Capítulo 03. Viaje al centro de la Tierra

El profesor Lidenbrock descubre quién es el autor del pergamino que ha encontrado entre las páginas de un viejo libro que acaba de comprar. Lidenbrock está convencido de que en el texto rúnico del pergamino se oculta un misterioso mensaje secreto que trata de desentrañar utilizando ciertos recursos criptográficos.

Capítulo 3. Viaje al centro de la Tierra

—Evidentemente es rúnico —decía el profesor frunciendo el entrecejo—. Pero hay un secreto, y lo descubriré… si no…

Un gesto violento remató su idea.

—Ponte ahí —añadió, señalándome la mesa con el puño—, y escribe.

En un instante estuve preparado.

—Ahora voy a dictarte cada letra de nuestro alfabeto que corresponde a cada uno de estos caracteres islandeses. Veremos lo que resulta. Pero ¡por san Miguel, cuídate mucho de equivocarte!

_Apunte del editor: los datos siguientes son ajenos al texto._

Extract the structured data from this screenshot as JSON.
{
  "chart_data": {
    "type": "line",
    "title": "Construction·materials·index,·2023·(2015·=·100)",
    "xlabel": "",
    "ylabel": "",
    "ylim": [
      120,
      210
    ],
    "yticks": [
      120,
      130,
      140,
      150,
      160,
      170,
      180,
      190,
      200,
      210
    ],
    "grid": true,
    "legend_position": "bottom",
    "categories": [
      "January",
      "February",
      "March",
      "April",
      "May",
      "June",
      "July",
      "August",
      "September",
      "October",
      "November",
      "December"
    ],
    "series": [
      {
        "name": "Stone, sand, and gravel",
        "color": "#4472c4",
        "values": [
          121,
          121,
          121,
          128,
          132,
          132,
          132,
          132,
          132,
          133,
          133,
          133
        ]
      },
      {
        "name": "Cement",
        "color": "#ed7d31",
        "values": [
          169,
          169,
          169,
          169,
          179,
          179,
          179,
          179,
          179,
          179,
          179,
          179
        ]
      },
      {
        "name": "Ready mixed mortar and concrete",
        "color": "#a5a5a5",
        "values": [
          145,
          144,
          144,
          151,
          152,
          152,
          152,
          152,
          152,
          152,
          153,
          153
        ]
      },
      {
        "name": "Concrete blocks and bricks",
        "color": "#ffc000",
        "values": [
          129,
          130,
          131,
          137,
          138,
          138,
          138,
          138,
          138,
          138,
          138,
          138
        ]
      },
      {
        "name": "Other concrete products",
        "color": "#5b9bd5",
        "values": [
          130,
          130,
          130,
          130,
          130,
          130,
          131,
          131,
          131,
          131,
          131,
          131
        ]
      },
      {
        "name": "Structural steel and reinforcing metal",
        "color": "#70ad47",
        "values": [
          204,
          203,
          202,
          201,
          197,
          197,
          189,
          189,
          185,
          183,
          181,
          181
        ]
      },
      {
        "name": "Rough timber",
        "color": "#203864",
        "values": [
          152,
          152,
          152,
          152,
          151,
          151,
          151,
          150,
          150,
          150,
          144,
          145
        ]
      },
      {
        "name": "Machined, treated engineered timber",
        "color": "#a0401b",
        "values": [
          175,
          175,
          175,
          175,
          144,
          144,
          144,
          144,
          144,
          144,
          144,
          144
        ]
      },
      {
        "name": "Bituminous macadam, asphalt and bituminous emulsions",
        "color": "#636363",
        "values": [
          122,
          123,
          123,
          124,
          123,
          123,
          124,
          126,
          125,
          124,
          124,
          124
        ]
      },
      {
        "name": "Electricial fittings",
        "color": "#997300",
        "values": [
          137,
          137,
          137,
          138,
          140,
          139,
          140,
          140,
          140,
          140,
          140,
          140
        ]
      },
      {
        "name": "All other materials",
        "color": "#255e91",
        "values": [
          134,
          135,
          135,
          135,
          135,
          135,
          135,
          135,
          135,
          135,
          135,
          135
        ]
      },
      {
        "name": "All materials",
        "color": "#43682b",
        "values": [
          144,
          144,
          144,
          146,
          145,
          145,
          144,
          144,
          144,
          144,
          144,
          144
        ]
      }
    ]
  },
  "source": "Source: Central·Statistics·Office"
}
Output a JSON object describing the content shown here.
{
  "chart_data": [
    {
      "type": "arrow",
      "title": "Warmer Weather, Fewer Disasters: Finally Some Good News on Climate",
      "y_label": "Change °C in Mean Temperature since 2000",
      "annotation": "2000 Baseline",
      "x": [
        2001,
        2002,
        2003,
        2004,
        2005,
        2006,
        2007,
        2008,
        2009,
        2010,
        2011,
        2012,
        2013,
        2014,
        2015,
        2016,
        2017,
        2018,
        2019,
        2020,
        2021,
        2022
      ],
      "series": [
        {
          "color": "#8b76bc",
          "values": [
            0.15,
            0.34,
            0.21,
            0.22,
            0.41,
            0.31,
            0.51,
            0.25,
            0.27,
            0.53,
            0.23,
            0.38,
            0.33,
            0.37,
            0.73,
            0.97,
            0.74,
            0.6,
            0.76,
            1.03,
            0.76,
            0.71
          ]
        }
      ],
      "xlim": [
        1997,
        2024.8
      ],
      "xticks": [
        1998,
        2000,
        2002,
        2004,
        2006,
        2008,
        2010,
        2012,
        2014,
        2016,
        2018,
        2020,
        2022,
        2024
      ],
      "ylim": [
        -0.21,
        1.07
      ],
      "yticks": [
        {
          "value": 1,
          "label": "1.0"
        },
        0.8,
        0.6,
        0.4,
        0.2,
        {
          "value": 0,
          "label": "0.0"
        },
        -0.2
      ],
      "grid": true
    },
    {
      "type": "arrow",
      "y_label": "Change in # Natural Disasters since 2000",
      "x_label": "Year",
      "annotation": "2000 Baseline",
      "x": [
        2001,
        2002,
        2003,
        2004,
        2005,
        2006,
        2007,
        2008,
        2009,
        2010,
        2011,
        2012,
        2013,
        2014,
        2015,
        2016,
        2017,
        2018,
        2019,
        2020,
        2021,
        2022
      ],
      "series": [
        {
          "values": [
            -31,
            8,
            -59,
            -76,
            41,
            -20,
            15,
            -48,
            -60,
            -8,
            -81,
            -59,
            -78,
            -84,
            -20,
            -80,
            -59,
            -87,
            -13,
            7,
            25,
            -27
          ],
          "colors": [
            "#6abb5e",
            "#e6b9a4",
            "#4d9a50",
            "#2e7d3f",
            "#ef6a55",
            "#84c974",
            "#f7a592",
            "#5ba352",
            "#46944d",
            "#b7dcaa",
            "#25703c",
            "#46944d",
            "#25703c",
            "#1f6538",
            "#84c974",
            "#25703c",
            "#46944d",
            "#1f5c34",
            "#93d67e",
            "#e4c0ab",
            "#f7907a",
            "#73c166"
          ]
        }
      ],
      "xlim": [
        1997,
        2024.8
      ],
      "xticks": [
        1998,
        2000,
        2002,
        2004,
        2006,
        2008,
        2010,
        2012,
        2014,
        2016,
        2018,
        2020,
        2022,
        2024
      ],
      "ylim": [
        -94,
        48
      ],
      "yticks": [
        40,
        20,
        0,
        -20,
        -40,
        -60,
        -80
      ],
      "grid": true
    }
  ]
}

Comenzó el dictado. Me apliqué lo mejor que pude. Las letras fueron nombradas una tras otra, y se formó la incomprensible sucesión de las siguientes palabras:

m.rnlls

esreuel

seecJde

sgtssmf

unteief

niedrke

kt,samn

atrateS

Saodrrn

emtanael

nuaect

rrilSa

Atvaar

.nscrc

ieaabs

ccdrmi

eeutul

frantu

dt,iac

oseibo

KediiY

Cuando estuvo terminado este trabajo, mi tío cogió ávidamente la hoja en la que yo acababa de escribir, y la examinó mucho tiempo con atención.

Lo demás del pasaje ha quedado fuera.